PIANO DI SORRENTO – Puntuale a settembre si riaccende la polemica sull’organizzazione della Festa Patronale in onore di San Michele Arcangelo che cade il 29 del mese. Domani mattina il Sindaco Giovanni Ruggiero riunirà la Giunta per decidere le iniziative da assumersi e i fondi da stanziare per una festa di fine estate che cerca di conservare la reminiscenza della tradizionale festa patronale che il parroco don Pasquale Irolla ha deciso non debba svolgersi per quanto concerne i festeggiamenti esterni. Nessun autorizzazione al Comitato laico di Alfonso Della Ragione che già negli anni passati aveva collaborato con lo storico organizzatore della festa, Giosuè Perrella, ormai ritiratosi. Intervistato da Positanonews Della Regione ha spiegato il diniego opposto dal Parroco esibendo anche una vecchia autorizzazione al Comitato per effettuare la questua popolare negli anni passati per i festeggiamenti esterni.

Alfonso Della Ragione –  foto positanonews

Il Comune nel corso degli anni ha sempre concorso a realizzare i festeggiamenti con l’erogazione di un contributo in favore degli organizzatori oltre ad autorizzare luminarie, bancarelle, giostre, spettacoli canori e fuochi pirotecnici: insommma gli ingredienti tradizionali di ogni festa patronale. Già l’anno scorso si optò per una festa a metà e trasformata in festa di addio all’estate. Quest’anno avverrà la stessa cosa sotto il coordinamento del funzionario comunale Carlo Pepe che cercherà di accontentare le esigenze della comunità senza scontentate quelle della Chiesa e della Politica in un difficile esercizio di equlibrismo vista la determinazione del Parroco a non autorizzare alcun Comitato nè altri a festeggiare San Michele. Qualcuno ha cominciato a chiedersi se sia la Chiesa la titolare del “brand patronale“, tanto per capirsi, nel qual caso nessuno lo può utilizzare nè per la festa nè per la questua o altro. Discorso chiuso. O viceversa il Popolo ha dalla sua ragioni da invocare per celebrare la festività. Sarebbe interessante chiedere a uno storico ed esperto di questi argomenti, qual è l’avv. Nino Cuomo, di studiare il caso per aiutare laici e clerici a trovare un punto di incontro sul controverso argomento che intanto ha visto nascere anche su FB un Gruppo a sostegno della conservazione della tradizionale festa patronale promosso dal video-giornalista Diego Ambruoso e che sta raccogliendo crescenti e tarsversali adesioni.
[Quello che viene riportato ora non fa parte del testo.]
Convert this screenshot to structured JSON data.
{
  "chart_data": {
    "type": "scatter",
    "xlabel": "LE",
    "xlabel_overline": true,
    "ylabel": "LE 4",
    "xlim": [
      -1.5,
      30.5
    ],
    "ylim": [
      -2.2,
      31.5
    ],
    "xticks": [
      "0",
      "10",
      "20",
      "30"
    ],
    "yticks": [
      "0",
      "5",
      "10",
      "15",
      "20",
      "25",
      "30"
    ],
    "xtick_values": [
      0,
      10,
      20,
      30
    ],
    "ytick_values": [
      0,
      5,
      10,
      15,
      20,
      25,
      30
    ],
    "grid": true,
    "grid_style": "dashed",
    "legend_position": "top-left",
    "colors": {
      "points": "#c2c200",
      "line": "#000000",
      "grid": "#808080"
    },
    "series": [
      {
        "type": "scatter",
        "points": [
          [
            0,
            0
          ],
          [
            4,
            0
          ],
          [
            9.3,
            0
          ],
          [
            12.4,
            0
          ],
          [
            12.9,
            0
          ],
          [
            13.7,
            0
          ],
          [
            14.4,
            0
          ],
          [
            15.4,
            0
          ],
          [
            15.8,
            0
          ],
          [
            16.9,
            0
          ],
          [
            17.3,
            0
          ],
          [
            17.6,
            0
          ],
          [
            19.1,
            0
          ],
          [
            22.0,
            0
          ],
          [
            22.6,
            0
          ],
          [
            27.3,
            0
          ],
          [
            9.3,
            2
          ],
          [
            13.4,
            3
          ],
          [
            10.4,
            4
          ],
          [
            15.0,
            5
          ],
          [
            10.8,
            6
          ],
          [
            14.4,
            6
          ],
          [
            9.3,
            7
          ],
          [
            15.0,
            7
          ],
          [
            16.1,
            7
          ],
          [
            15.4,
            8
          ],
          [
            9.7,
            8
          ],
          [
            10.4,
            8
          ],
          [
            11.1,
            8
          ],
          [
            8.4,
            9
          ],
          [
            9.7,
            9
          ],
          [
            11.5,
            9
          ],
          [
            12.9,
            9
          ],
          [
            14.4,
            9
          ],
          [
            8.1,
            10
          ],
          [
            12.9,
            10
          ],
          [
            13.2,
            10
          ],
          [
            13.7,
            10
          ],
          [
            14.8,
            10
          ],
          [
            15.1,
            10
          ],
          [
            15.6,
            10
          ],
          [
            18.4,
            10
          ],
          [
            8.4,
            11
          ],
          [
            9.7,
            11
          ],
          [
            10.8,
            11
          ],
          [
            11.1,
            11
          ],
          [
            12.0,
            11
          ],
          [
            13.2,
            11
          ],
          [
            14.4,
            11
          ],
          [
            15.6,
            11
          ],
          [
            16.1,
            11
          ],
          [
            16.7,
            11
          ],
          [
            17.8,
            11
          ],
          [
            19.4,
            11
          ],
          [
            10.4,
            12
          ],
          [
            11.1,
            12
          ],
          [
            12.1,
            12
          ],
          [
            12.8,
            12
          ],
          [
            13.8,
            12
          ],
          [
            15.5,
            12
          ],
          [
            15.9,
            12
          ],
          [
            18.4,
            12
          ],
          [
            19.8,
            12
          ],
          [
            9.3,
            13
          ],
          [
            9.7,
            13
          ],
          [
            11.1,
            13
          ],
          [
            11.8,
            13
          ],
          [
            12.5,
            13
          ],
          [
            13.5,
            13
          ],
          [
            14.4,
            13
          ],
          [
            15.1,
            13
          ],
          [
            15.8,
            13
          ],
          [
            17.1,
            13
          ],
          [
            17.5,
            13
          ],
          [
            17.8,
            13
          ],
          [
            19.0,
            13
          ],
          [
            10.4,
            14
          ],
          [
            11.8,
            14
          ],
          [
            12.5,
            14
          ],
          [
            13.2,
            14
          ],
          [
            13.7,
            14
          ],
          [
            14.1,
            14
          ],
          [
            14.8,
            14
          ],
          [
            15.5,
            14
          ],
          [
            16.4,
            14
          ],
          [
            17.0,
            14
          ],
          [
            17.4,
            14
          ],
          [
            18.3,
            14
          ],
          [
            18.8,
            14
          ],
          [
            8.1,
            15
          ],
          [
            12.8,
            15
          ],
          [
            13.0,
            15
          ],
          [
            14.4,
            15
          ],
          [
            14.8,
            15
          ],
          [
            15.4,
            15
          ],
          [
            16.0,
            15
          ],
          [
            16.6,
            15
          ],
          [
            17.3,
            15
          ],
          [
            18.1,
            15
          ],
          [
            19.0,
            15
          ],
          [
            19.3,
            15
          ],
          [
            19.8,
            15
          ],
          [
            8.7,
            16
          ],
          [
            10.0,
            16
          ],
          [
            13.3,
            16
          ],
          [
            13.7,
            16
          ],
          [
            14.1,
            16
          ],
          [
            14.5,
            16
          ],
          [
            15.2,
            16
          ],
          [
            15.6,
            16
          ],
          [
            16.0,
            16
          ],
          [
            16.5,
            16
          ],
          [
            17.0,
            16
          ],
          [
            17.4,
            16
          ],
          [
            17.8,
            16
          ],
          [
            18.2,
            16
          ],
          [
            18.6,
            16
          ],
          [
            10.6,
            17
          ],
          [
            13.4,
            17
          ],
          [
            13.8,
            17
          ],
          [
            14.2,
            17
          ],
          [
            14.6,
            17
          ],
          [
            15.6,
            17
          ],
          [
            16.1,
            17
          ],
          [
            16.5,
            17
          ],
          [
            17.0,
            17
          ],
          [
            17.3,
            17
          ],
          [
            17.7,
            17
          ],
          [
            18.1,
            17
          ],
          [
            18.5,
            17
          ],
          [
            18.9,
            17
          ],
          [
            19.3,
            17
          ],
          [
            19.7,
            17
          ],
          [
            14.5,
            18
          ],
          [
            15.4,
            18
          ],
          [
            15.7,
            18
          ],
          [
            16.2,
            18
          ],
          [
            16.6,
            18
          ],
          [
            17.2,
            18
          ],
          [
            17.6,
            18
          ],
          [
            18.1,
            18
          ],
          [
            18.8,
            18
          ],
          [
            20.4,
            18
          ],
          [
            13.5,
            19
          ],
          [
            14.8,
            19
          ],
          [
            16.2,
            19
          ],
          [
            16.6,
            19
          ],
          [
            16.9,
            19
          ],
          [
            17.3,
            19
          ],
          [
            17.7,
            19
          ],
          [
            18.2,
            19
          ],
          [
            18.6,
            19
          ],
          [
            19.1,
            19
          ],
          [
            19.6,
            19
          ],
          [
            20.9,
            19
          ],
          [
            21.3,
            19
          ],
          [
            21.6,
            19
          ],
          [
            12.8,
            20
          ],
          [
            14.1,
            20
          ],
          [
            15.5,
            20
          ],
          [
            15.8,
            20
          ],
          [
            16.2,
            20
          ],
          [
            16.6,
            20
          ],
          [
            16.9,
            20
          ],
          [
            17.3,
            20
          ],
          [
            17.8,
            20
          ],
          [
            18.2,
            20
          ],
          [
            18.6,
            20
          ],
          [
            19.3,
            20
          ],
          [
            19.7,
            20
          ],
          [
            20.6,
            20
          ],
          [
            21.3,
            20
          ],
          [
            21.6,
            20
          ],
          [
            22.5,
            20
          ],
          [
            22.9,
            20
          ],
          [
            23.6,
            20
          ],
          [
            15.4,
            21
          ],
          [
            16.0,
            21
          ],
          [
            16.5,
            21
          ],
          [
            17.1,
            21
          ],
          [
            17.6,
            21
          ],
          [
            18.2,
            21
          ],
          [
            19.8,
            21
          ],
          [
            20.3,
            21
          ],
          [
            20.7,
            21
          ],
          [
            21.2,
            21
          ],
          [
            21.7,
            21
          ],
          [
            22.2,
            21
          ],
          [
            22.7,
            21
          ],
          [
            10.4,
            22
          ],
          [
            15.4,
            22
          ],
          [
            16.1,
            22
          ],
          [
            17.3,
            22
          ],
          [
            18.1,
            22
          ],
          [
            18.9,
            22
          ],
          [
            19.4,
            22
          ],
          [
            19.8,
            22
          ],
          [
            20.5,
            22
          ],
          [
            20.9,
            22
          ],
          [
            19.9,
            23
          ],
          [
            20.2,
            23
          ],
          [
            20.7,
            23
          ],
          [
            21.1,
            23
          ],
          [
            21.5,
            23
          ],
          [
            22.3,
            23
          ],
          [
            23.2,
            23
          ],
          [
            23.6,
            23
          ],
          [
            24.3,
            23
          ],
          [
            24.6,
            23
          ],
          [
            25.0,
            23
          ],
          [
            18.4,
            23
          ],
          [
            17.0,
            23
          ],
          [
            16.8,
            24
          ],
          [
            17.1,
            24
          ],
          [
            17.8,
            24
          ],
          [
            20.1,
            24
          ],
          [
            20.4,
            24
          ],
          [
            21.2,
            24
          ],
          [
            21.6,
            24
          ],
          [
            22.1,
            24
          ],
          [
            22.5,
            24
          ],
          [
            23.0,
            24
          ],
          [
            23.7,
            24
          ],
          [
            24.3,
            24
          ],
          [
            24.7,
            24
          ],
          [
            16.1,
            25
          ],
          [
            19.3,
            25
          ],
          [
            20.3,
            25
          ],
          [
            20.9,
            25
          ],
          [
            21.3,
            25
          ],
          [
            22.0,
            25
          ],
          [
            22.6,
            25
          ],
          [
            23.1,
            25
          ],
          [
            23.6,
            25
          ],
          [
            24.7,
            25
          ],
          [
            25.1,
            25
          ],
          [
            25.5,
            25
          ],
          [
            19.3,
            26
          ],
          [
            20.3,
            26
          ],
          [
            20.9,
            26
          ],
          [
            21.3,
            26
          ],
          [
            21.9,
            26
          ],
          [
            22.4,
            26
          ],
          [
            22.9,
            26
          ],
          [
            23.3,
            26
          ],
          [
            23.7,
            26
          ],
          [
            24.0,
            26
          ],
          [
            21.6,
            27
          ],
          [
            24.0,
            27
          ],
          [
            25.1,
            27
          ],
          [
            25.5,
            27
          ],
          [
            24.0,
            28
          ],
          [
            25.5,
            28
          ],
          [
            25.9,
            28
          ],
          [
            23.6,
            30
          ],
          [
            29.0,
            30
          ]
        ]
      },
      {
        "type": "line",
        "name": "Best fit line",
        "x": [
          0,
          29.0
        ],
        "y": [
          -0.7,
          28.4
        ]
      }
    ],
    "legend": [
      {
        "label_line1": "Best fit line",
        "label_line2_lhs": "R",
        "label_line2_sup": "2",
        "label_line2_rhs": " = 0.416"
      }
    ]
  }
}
Nel frattempo il Sindaco e gli Assessori cercheranno di quadrare il cerchio e di impegnare un po’ di risorse pur dovendo fare i conti con le ristrettezze del bilancio. Sul fronte della minoranza fa sentire alza la voce Gianni Iaccarino per manifestare il proprio dissenso e quello di tanti Cittadini verso questa decisione “autoritaria” del Parroco. Nell’attesa che la querelle si componga, vogliamo provare a capire, con l’auspicio che possa ritornar utile a tutti, che cos’è una festa patronale, come nasce e a chi appartiene dopo aver fatto un po’ di ricerche. In una tesi di laurea dedicata all’argomento “CRISTIANESIMO E FESTE PATRONALI” si legge: “Con la diffusione del Cristianesimo sorsero luoghi religiosi complessi come le Chiese, che divennero sia luoghi di preghiera (internamente), sia luoghi di ritrovo e di allestimenti di banchetti e di sagre (esternamente). La festa ora assumeva un ruolo leggermente differente rispetto ai rituali organizzati nel mondo antico.

San Michele Arcangelo
Piano di Sorrento

Nelle terre occidentali e più specificatamente in Italia, la popolazione poneva al centro della festa il protettore della città, considerato elemento di venerazione e adorazione. L‟importanza del ruolo del protettore era considerata tale, per la stretta vicinanza che il patrono aveva con Dio…Le feste patronali sono numerose perché ogni comune ha il suo Santo Protettore che é celebrato, adorato e portato in gloria, dalla popolazione che lo sostiene. Nonostante alcune caratteristiche siano proprie e specifiche, così che ogni paese sia legato al proprio Santo, queste manifestazioni sacre presentano delle peculiarità che le accomunano:
1- La processione. Il Santo viene portato in spalla per le vie del comune in interminabili processioni durante le quali si prega, si canta e ci si raccoglie in preghiera. Inoltre per le vie del paese i cittadini sparano “botti” fragorosi in onore del passaggio del suo Santo.
2- Banda operistica. La celebrazione di un Santo richiede la presenza di una o più bande operistiche che si contendono a suon di musica l’applauso del pubblico.
3- Fuochi pirotecnici. Gli spettacoli pirotecnici chiudono le festività e si svolgono in genere a notte inoltrata.
La festa patronale riuniva i fedeli che credevano nel Dio rappresentato nel Cristianesimo. In ogni città veniva designato un santo patrono che era la figura più vicina a Dio. Infatti, i credenti, considerano il santo della città come mediatore tra loro e il Signore: l‟essere che li avvicina di più a Dio. Le feste patronali organizzate dai credenti, rappresentavano un evento religioso in grado di riunire i membri credenti e rafforzare il credo spirituale. Inoltre la figura del Santo e la sua venerazione rappresentano per l’uomo la volontà di rapportarsi con il divino, dandogli valide motivazioni sugli obiettivi della vita e serenità per trascorrere la quotidianità“.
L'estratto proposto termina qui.